Un reparto disorganizzato, in cui quasi nessuno aveva la competenza e la cultura medica per curare la povera Valeria Lembo, morta all’età di 34 anni, a Palermo, il 29 dicembre 2011, perché per errore le furono somministrati 90 milligrammi di Vinblastina, un farmaco chemioterapico potente e – in dosi eccessive – killer.
L’infusione di dieci volte superiore a quella prevista, che era di soli 9 milligrammi, fu fatta alla giovane mamma perché un medico specializzando scrisse 90 anziché 9, salvo poi – a cose fatte – cercare di metterci una pezza cancellando lo zero. La seconda sezione della Corte d’appello di Palermo deposita le motivazioni della decisione nel processo cosiddetto “di rinvio” dalla Cassazione, e rimarca il caos totale della divisione di Oncologia del Policlinico di Palermo.
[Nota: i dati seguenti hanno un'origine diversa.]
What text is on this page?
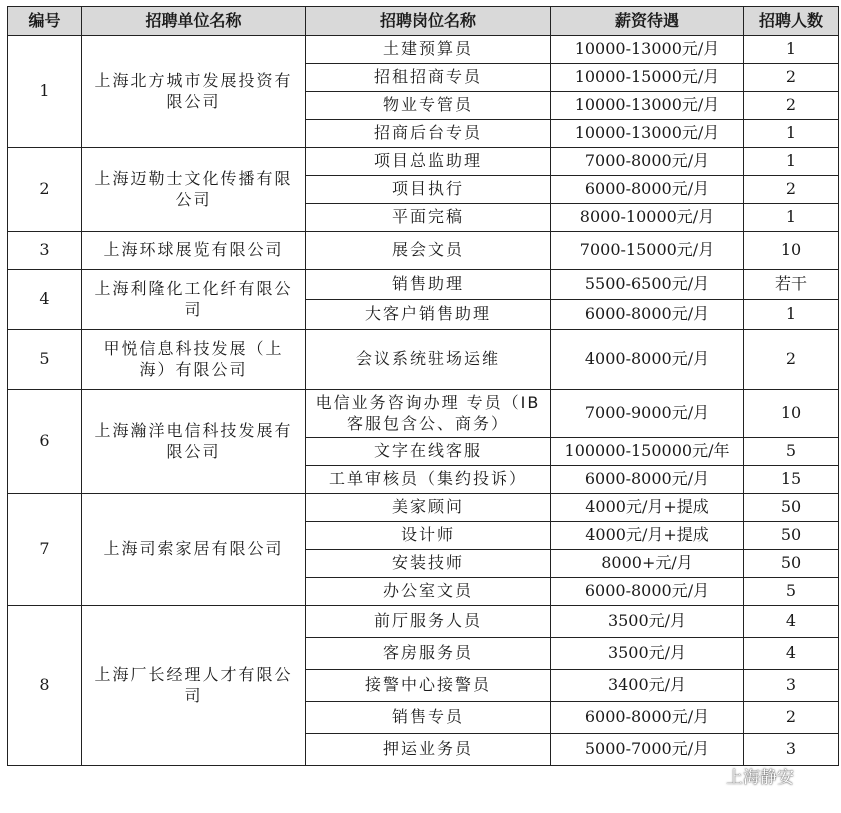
编号	招聘单位名称	招聘岗位名称	薪资待遇	招聘人数
1	上海北方城市发展投资有限公司	土建预算员	10000-13000元/月	1
		招租招商专员	10000-15000元/月	2
		物业专管员	10000-13000元/月	2
		招商后台专员	10000-13000元/月	1
2	上海迈勒士文化传播有限公司	项目总监助理	7000-8000元/月	1
		项目执行	6000-8000元/月	2
		平面完稿	8000-10000元/月	1
3	上海环球展览有限公司	展会文员	7000-15000元/月	10
4	上海利隆化工化纤有限公司	销售助理	5500-6500元/月	若干
		大客户销售助理	6000-8000元/月	1
5	甲悦信息科技发展（上海）有限公司	会议系统驻场运维	4000-8000元/月	2
6	上海瀚洋电信科技发展有限公司	电信业务咨询办理 专员（IB客服包含公、商务）	7000-9000元/月	10
		文字在线客服	100000-150000元/年	5
		工单审核员（集约投诉）	6000-8000元/月	15
7	上海司索家居有限公司	美家顾问	4000元/月+提成	50
		设计师	4000元/月+提成	50
		安装技师	8000+元/月	50
		办公室文员	6000-8000元/月	5
8	上海厂长经理人才有限公司	前厅服务人员	3500元/月	4
		客房服务员	3500元/月	4
		接警中心接警员	3400元/月	3
		销售专员	6000-8000元/月	2
		押运业务员	5000-7000元/月	3
上海静安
Al centro della vicenda vi sono tre medici, a cui con la sentenza del 27 febbraio 2020 fu ridotta la pena, e un’infermiera professionale, Clotilde Guarnaccia, l’unica assolta, anche se fu lei a somministrare materialmente il potente e terribile medicinale necessario per la cura del linfoma di Hodgkin, la malattia rarissima che aveva colpito la donna, mamma di un bimbo che all’epoca della morte di lei aveva pochi mesi. La Guarnaccia eseguì un ordine, scrivono i giudici, e lo fece dopo essersi resa conto della dose eccessiva e dopo avere chiamato per conferma la dottoressa Laura Di Noto, che lealmente confermò la circostanza.
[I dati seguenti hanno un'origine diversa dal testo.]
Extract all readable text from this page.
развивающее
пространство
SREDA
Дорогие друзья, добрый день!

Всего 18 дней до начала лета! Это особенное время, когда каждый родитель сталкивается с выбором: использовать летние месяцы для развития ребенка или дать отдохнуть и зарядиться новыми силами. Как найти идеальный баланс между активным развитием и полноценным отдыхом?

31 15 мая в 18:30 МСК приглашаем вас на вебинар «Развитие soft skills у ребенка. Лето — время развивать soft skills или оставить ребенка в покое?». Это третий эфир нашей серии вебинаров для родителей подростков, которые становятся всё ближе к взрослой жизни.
L’infermiera, dunque, non commise reato. La stessa Di Noto, che ha collaborato pienamente con i magistrati, secondo la Corte manifesta pentimento, “avvertendo evidentemente il peso della propria responsabilità”, scrive il consigliere Pietro Pellegrino, estensore della sentenza.
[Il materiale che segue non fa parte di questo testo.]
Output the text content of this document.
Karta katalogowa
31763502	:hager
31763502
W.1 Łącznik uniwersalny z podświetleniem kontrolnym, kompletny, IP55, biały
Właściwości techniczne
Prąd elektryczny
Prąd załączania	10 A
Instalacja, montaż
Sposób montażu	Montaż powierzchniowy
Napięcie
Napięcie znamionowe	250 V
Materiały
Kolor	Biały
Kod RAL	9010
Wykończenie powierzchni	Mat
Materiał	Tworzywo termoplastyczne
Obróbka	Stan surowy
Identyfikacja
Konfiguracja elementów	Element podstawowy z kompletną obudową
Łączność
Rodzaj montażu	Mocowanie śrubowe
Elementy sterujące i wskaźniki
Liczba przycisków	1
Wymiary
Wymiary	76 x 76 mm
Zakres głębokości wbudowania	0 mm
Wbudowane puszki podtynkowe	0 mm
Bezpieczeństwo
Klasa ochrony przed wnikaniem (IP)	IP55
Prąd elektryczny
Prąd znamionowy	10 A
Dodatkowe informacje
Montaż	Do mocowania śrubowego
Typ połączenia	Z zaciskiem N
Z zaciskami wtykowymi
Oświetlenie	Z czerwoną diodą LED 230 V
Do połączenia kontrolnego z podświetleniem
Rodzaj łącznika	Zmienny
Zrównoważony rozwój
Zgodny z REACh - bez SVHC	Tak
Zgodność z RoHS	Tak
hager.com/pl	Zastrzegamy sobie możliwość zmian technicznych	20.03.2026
Lei e il medico specializzando che ordinò la dose dieci volte superiore, Alberto Bongiovanni, erano stati giudicati colpevoli già in Cassazione e per loro doveva essere solo rideterminata la pena. Una riduzione è stata decisa anche per l’ex direttore dell’unità oncologica, Sergio Palmeri. A lui però non vengono date attenuanti. Se Valeria Lembo morì, affermano i giudici, fu per la disorganizzazione e il caos: “Una volta messo al corrente del tragico errore” Palmeri portò avanti “tentativi di prendere tempo e di studiare strategie, non curative (purtroppo di fatto impossibili) della paziente, ma finalizzate alla sua deresponsabilizzazione”.